The hate some critics hold for Sex and the City: The Movie has been interesting. The mainstream press didn't catch on to what made the HBO series a fraud until near the end of its run. It's the franchise's huge popularity that's now a threat: Viewers hate on movies representing lifestyles alien to their own. It's why old critics are down on "MTV style," and why geeks who live on IMDb give low marks to movies about hip-hop and sports. And remember, it wasn't just that Matrix fans couldn't relate to raves, simply watching a rave in The Matrix Reloaded made them furious.

The threat many critics skate around in Sex and the City reviews overestimates its impact. Fact is, as a movie about adult female sexuality, it isn't nearly enough.

As a chief creative hand on the series, writer and director Michael Patrick King loses his chance to make this big-screen finale a raunchy girl-fronted sex comedy---what 2002's The Sweetest Thing, starring Cameron Diaz, didn't satisfactorily pull off. Instead, it's tuneless and joyless, more concerned with its brand-name prestige than being any fun.

Two and a half hours is a long time to devote to a light take on relationship woes. As with The Chronicles of Narnia: Prince Caspian and Speed Racer, more goodwill would be held toward Sex and the City were it less indulgently long. But Sex and the City has the most haphazard structure of those movies.

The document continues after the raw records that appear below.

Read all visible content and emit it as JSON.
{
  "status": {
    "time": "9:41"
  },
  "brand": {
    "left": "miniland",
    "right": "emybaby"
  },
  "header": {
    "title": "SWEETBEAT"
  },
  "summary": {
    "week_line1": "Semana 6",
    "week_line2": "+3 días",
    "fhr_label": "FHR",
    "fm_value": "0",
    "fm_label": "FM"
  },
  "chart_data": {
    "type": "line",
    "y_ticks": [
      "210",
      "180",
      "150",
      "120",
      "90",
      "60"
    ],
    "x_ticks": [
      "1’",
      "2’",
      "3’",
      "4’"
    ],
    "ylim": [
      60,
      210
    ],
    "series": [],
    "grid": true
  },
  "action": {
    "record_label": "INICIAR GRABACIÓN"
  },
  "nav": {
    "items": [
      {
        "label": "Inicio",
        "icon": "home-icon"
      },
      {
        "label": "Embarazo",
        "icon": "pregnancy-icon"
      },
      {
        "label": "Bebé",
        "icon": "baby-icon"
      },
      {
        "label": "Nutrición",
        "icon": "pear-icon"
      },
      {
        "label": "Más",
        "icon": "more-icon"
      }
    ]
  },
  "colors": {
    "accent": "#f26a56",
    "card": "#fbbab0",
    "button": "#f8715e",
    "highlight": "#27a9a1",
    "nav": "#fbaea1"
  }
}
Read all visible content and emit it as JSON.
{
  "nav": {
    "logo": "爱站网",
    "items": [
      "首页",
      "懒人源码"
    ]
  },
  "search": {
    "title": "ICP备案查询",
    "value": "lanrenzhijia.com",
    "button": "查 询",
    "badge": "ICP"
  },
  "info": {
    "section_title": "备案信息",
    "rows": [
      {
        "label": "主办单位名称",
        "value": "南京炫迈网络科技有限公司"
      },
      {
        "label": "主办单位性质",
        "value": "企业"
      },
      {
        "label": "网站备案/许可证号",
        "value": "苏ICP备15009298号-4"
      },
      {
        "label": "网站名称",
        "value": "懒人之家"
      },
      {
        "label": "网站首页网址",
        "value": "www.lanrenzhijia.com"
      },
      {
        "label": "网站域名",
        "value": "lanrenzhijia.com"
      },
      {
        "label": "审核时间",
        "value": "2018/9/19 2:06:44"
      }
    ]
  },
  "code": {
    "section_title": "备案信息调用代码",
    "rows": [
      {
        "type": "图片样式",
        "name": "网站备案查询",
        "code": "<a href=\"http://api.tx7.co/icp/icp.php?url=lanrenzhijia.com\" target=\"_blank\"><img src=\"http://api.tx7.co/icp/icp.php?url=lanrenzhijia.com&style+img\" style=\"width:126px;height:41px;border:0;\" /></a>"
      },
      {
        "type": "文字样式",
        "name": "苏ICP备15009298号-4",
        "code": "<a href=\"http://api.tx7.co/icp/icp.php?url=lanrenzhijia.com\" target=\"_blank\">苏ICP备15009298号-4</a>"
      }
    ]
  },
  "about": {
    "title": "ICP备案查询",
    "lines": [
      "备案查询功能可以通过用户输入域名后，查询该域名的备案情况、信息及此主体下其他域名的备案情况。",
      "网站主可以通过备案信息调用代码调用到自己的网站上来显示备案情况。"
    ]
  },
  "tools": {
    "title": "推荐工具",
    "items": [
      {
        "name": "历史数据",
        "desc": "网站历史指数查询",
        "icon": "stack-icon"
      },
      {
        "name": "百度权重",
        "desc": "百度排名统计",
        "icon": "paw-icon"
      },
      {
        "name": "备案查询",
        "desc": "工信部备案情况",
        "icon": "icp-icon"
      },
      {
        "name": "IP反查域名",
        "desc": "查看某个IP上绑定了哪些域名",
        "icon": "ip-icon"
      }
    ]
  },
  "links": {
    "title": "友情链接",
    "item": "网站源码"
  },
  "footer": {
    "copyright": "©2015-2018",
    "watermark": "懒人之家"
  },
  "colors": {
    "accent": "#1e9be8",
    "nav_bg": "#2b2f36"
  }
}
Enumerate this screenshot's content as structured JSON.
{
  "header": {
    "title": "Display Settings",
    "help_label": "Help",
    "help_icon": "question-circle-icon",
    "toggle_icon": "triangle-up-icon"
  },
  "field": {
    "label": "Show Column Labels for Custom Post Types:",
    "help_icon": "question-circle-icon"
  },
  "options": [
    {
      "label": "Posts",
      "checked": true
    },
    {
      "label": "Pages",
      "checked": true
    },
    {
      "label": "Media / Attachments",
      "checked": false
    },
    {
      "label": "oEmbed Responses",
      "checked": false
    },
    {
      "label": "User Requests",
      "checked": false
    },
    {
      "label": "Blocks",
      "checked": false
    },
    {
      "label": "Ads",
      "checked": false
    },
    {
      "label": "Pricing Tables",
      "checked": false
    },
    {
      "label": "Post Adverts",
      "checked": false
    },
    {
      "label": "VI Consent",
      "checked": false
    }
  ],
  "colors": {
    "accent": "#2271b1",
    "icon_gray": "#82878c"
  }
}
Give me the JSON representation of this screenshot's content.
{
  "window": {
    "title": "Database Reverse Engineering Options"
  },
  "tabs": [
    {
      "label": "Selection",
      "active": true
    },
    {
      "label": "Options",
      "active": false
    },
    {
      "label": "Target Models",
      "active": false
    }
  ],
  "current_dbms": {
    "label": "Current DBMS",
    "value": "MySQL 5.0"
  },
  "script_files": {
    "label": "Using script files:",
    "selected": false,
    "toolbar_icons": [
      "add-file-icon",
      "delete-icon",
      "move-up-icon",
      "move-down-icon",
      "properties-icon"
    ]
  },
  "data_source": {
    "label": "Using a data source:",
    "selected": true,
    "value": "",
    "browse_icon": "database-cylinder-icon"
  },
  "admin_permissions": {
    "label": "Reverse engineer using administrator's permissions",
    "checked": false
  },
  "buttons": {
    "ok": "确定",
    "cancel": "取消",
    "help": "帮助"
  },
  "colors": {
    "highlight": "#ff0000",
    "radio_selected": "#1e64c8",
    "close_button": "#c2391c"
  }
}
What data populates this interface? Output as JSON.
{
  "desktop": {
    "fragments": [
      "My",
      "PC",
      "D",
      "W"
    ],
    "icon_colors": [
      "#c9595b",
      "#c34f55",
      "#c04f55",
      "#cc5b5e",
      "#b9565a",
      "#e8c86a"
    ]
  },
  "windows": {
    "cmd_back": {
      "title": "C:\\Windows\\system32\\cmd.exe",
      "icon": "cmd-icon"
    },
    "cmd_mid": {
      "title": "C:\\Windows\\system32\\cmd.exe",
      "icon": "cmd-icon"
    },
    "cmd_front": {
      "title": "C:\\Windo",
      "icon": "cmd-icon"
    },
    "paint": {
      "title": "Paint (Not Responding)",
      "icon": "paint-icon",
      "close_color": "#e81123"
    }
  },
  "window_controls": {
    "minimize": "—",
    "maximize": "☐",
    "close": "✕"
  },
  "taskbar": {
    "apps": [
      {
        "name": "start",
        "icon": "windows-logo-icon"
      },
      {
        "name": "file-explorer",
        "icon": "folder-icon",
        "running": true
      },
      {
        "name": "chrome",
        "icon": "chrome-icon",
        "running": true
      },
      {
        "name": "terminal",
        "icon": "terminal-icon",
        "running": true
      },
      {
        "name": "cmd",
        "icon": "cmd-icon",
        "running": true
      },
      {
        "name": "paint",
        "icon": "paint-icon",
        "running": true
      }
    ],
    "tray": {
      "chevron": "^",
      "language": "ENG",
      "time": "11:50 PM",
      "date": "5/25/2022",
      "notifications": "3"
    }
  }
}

What begins as a story about New York sex columnist Carrie Bradshaw (Sarah Jessica Parker) planning her wedding with Mr. Big (Chris Noth), leads into a second hour, starting at a Mexican resort, that's free of conflict. King wishes to give the series' fans more, without delivering a legitimate movie in the process.

This works only on the basis of its cast's dynamic. Parker and castmates Kim Cattrall, Cynthia Nixon and Kristin Davis are responsible for the show's primary strength. Beyond its predictable zingers and incredulous journalism scenes (Carrie's editors should have tried by now to stop her from asking questions beginning with "Was Miranda right..." in every column), it presents a developed bond of female camaraderie. Dramatic satisfaction is forsaken for a belief that hanging out with these girls is satisfaction enough. Long sections of Tarantino's Death Proof have a similar ethos. It's Sex and the City's ultimate values that undersell the unconventional route.

Elevating Carrie, Miranda, Charlotte and Samantha as mainstream-feminist-breakthrough icons, with audiences hooting and hollering at the pretty tame sex humour, doesn't payoff in the movie's conservative understanding of the meaning of success: Move into an apartment you can't afford, get hitched and spend, spend, spend.

The luxury portrayed isn't a problem in itself. It's the lack of satiric perspective in Sex and the City that's always bothered me. The leads' class and racial privileges are never acknowledged, allowing shallow viewers to embrace it as their fantasy. Jennifer Hudson appearing as Carrie's assistant is too late in this final round. Her token casting is less admirable than if King would finally just comment on Sex and the City's white delusions.

The film version now had a chance to bring to its loyal audience a sophistication missing from relationship comedies. Women should be offended that Hollywood "Women's Films" are generally about organizing perfect weddings and finding the right men. More of the same isn't good enough.